Une évaluation inappropriée des pensées
Le premier problème réside dans l’idée même d’évaluer les pensées et les émotions comme des aspects purement « internes » et indépendants du monde extérieur. Contrairement à une douleur physique, qui peut être localisée et soignée de manière mécanique, les émotions sont intrinsèquement liées à des objets ou des situations spécifiques. Par exemple, ressentir une douleur dans une dent n’a pas besoin d’être relié à un objet ou une idée pour être pertinent. En revanche, la tristesse liée à une perte ou à un événement repose sur une compréhension et une interprétation de cet événement.

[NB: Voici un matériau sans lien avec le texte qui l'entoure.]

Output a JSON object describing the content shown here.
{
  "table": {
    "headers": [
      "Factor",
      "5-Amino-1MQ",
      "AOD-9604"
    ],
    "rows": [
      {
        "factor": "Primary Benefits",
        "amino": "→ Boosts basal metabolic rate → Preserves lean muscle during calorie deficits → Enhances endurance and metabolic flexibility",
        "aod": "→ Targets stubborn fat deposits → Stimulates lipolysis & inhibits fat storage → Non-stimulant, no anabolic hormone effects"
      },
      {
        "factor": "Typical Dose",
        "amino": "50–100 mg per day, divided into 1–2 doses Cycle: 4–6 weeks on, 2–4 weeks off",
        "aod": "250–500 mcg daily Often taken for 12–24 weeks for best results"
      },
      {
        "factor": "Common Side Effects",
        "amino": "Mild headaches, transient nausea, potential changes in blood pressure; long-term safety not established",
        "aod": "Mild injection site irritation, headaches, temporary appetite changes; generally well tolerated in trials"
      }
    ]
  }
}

Ainsi, une émotion n’est pas un simple stimulus sensoriel. Elle est une réponse rationnelle ou irrationnelle à une situation donnée. Par exemple, une personne en deuil après une perte tragique ne souffre pas d’un problème de « santé mentale » en soi, mais d’une réaction émotionnelle appropriée à l’objet de sa douleur. Dans d’autres cas, des émotions comme la tristesse ou l’anxiété peuvent être le reflet d’une inadéquation entre la perception d’une situation et la réalité, nécessitant une intervention thérapeutique.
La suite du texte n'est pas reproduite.